Door op 23 juni 2017

Grond en Bodem

In de voorstelling van Daniel Lohues, afgelopen week, bespeurde ik opnieuw hoe ik een kind van Drentse bodem ben. Of is het van Drentse grond? Grond betekent aarde of grondsoort. Ik ben van de veenaarde. Bodem is de bovenste laag van de aardkorst, eigenlijk die laag die door planten beworteld is (wikipedia). Ik gebruik dit begrip door elkaar, en wat betreft mijn Drentse achtergrond lijkt me dit ook geen probleem.

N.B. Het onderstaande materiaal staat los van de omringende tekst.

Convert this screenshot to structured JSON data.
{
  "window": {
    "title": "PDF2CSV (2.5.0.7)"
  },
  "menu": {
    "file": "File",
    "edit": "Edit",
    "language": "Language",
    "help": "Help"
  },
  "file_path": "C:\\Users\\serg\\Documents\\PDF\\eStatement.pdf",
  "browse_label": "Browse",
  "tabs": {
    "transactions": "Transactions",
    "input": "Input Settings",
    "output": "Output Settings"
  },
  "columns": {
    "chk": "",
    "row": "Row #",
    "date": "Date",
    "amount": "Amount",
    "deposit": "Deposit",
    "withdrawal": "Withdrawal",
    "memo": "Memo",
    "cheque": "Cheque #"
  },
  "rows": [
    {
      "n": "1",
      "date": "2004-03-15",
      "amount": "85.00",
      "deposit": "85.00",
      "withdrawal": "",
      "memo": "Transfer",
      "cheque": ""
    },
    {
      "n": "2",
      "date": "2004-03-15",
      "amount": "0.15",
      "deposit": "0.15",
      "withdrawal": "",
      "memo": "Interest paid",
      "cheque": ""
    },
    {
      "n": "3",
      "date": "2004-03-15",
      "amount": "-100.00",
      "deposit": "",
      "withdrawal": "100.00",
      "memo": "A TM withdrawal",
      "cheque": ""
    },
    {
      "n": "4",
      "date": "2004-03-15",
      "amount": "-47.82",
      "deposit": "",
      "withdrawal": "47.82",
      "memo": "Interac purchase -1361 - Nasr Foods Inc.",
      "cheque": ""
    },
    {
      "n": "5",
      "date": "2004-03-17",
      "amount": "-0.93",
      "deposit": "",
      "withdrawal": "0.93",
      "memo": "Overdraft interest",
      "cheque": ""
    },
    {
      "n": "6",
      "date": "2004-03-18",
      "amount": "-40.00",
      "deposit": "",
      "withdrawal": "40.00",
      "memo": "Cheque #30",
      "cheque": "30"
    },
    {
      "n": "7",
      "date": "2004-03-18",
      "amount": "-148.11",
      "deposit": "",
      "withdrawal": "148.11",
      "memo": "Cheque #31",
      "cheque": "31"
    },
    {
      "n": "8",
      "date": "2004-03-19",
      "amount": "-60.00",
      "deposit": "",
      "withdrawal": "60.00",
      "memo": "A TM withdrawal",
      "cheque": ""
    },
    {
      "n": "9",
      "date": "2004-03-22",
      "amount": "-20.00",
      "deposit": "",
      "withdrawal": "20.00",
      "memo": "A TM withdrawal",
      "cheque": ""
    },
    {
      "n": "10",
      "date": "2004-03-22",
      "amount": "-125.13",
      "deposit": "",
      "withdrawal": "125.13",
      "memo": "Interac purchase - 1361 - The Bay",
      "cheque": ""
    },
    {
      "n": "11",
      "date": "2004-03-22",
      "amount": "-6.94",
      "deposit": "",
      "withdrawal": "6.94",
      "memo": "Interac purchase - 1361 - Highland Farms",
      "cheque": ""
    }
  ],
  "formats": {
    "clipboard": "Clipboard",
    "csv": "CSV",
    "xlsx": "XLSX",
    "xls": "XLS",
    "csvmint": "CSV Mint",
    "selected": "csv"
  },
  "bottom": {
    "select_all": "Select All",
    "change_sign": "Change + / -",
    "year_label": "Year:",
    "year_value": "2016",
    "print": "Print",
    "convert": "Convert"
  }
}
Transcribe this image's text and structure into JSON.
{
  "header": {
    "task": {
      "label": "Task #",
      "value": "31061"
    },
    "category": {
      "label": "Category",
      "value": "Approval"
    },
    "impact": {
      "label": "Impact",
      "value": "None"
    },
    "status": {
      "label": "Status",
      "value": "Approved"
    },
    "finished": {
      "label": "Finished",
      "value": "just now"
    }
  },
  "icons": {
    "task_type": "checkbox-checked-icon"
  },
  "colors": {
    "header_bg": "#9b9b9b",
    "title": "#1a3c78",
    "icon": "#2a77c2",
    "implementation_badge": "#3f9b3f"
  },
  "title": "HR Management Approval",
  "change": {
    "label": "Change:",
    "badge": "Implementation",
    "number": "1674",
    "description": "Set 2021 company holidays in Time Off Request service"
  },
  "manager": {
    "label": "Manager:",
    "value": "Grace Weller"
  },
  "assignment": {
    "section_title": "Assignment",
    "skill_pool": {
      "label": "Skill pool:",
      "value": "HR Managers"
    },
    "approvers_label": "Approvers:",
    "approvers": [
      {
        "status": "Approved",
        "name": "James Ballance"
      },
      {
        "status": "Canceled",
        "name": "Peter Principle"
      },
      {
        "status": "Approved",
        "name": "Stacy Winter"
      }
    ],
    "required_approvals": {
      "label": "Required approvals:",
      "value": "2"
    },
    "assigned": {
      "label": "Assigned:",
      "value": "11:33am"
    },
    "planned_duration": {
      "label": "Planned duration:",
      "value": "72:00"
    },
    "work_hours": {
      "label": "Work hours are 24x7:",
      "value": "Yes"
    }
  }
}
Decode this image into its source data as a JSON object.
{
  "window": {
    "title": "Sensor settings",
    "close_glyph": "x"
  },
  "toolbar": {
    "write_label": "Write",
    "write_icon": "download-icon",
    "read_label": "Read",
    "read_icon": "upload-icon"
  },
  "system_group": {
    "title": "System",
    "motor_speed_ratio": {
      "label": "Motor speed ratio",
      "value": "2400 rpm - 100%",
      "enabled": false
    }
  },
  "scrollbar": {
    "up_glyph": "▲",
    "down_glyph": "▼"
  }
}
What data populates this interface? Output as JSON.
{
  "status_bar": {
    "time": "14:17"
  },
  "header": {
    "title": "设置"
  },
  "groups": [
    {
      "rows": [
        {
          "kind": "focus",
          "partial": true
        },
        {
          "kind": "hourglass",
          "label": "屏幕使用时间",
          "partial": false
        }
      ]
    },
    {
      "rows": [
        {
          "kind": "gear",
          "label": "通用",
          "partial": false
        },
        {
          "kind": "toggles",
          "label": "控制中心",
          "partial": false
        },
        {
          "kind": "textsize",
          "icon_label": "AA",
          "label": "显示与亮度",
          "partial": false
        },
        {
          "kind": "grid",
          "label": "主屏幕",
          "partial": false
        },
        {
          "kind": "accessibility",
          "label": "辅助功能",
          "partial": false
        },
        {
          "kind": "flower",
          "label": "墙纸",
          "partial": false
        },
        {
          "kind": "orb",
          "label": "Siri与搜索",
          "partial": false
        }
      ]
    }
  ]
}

In de provinciale portefeuille milieu en energie ligt dat anders. De bodem in Overijssel mag toebehoren aan de bewoners; de diepe ondergrond, daarover hebben wij geen zeggenschap, dat is een nationale bevoegdheid. In die diepe ondergrond is de afgelopen decennia van alles gebeurd. Er is zout, olie en gas uitgehaald. De NAM heeft een eeuwigdurende concessie. De toestanden in Groningen toont meer en meer aan dat besluiten over de diepe ondergrond met enige lichtzinnigheid zijn genomen. Besluiten om ontstane holtes weer op te vullen kunnen evenmin rekenen op de steun van bewoners. Experts en milieudeskundigen geven verschillende signalen af over veiligheid. De Statenleden hebben bedacht dat het handig is om aan de hand van logische criteria beleid te formuleren. Dit ondanks het feit dat we er strikt genomen niets over te zeggen hebben. Logische criteria zoals de drinkwaterwinning die niet in gevaar mag komen; het moet gaan om hernieuwbare energie; liever tijdelijk gebruik dan permanent gebruik en sommige activiteiten zijn niet toegestaan – zoals opslag radioactief afval of de winning van schaliegas. Doel van het geformuleerde beleid is om bij een eventuele vraag voor bodemgebruik de minister te vragen dit als richtlijn te hanteren.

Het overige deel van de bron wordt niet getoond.